Ipotizziamo che tu, in qualità di imprenditore individuale voglia aprire un’attività artigianale, ad esempio uno studio fotografico a Milano.

Per prima cosa stabiliamo che l’anno fiscale, cioè il periodo di tempo preso a riferimento dal Fisco per la liquidazione delle imposte sui redditi e per la liquidazione dell’Imposta sul Valore Aggiunto inizia oggi 2 febbraio e termina il 31 dicembre dello stesso anno. Dall’anno successivo in poi saremo così operativi su tutti e 365 i giorni dell’anno solare.

L’iter burocratico parte dunque oggi 2 febbraio con l’invio della pratica da parte del Commercialista che, escluso il proprio compenso, dovrà farti pagare diritti camerali, bolli e tasse locali intorno ai 100 euro.

Smaltita questa fase di iscrizione agli Enti , sei diventato finalmente un titolare di p.Iva!

Ora dovrai ricordare per sempre le seguenti associazioni di idee:

  • Agenzia Entrate = Irpef + Iva + Irap
  • Cciaa = diritto camerale annuo
  • Inps = contributi pensionistici
  • Inail = premio assicurativo annuale

Altro snodo fondamentale, spesso difficilmente digeribile per i non addetti ai lavori, è che esiste una sfasatura fra il periodo temporale di competenza lavorativa (2/2 – 31/12/n), e quello di liquidazione delle relative tasse (al 16/6/n+1). Infatti lo Stato,bontà sua, ci permette di lavorare il primo anno senza versare un euro all’Erario, ma rimandando questo atteso appuntamento al mese di giugno dell’anno successivo.  Per compensare cotanta attesa , ti richiede non solo il versamento del saldo Irpef dell’anno “n”, ma anche un corposo acconto (100% del saldo) per l’anno n+1.                                                             Al 16/6 il 40% , e al 30 novembre dell’anno n+1 verseremo anche il restante 60%.

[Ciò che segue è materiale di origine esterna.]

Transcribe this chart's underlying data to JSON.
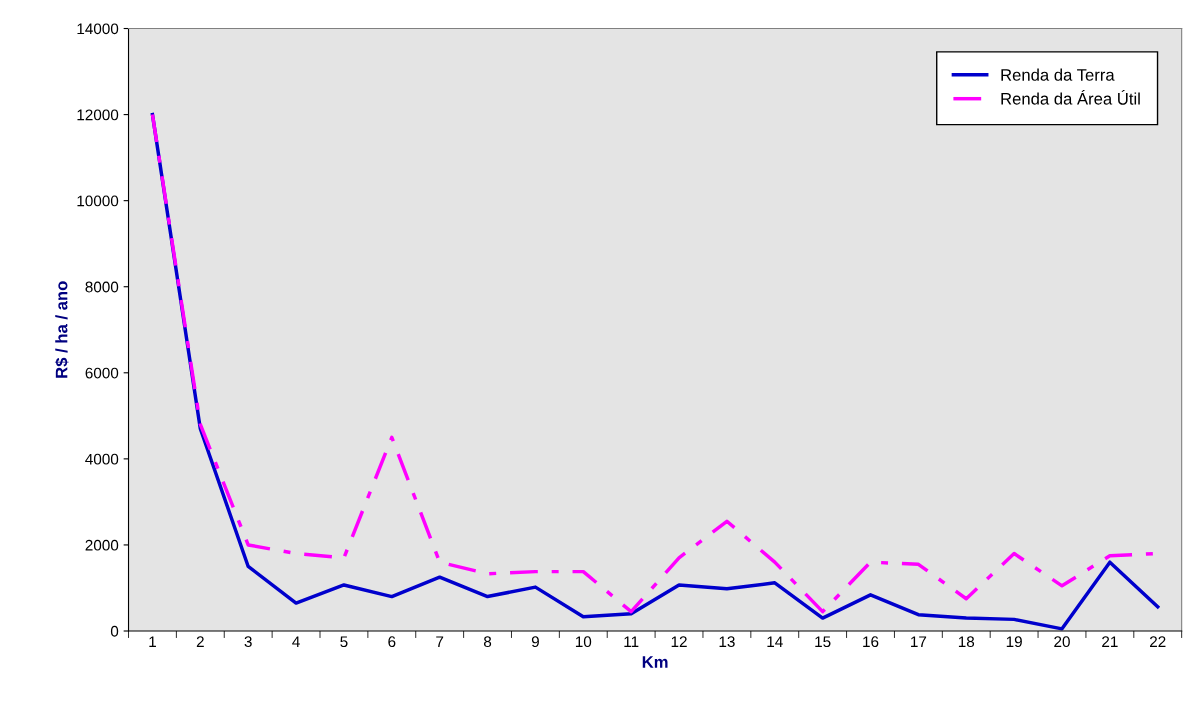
{
  "chart_data": {
    "type": "line",
    "xlabel": "Km",
    "ylabel": "R$ / ha / ano",
    "categories": [
      "1",
      "2",
      "3",
      "4",
      "5",
      "6",
      "7",
      "8",
      "9",
      "10",
      "11",
      "12",
      "13",
      "14",
      "15",
      "16",
      "17",
      "18",
      "19",
      "20",
      "21",
      "22"
    ],
    "series": [
      {
        "name": "Renda da Terra",
        "color": "#0000cc",
        "line_style": "solid",
        "values": [
          12000,
          4700,
          1500,
          650,
          1070,
          800,
          1250,
          800,
          1020,
          330,
          400,
          1070,
          980,
          1120,
          300,
          840,
          380,
          300,
          270,
          50,
          1600,
          560
        ]
      },
      {
        "name": "Renda da Área Útil",
        "color": "#ff00ff",
        "line_style": "dashed",
        "values": [
          12000,
          4800,
          2000,
          1800,
          1700,
          4500,
          1600,
          1330,
          1380,
          1380,
          450,
          1700,
          2550,
          1600,
          450,
          1600,
          1550,
          750,
          1800,
          1050,
          1750,
          1800
        ]
      }
    ],
    "ylim": [
      0,
      14000
    ],
    "yticks": [
      0,
      2000,
      4000,
      6000,
      8000,
      10000,
      12000,
      14000
    ],
    "grid": false,
    "legend": "top right",
    "marker": "none"
  }
}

In sostanza, se per esempio tu avessi un reddito fiscale al termine dell’anno “n” di 18.000 euro vediamo nel dettaglio quanto pagheresti:

Irpef saldo anno “n” = 23% fino a 15.000 + 27% sui restanti 3.000 euro -detrazioni lavoro = 3.446

Acconto Irpef anno “n+1” = 3.446 (ripartito fra il 16/6 ed il 30/11/n+1)

Addizionale Regionale = 232 euro

Irap saldo + acconto irap n+1= 327 + 327= 654

Capitolo INPS. Dobbiamo sapere che dall’inizio attività, decorrono i termini per assolvere all’obbligo di versamento contributivo minimale. Sia che avrai un reddito , sia che non lo avrai.

Nel caso nostro, il fotografo verserà circa 3.400 euro  (da reddito 0 , fino ad un reddito annuo di 15.516 euro). Tale importo sarà spalmato in 3/4 rate trimestrali.

Al 16/6/n+1, per i restanti 2.484 euro ci sarà da versare a saldo contributivo un ulteriore 22,29% che fa altri 550 euro circa. E come per il discorso Irpef anche quì scatta l’acconto per l’anno n+1, che farà ulteriormente ridurre il tuo utile lordo.

Pertanto, riassumendo e sintetizzando avremo che dai 18.000 euro guadagnati al 31/12/n, il bravo imprenditore fotografo dovrà detrarre circa 12.000 euro (arrotondando) in tasse e contributi da versare fra il 02/02/n ed il 30/11/n+1.

In pratica, si può affermare che il nostro caro fotografo prima di iniziare il primo anno di attività è preferibile abbia risparmiato qualcosa e che conduca una vita parsimoniosa nel caso in cui le sue possibilità dipendano unicamente da questo reddito.
Ovviamente ho semplificato molto ed ho anche omesso di parlarti del regime forfettario perché sostanzialmente lo considero uno specchietto per le allodole.

Il fatto è che ti ritroverai nel migliore dei casi a lasciare nel piatto buona parte di quanto guadagnato, e vorrei che tu sia preparato sin da subito ad un anno (il primo) molto difficile, prima del quale è bene tu abbia delle riserve cui attingere (un buon gruzzolo a disposizione..)

E gli anni seguenti? beh, ci avrai fatto l’abitudine e avremo nel frattempo pensato a come farti guadagnare di più senza farti preoccupare delle tasse che dovrai pagare.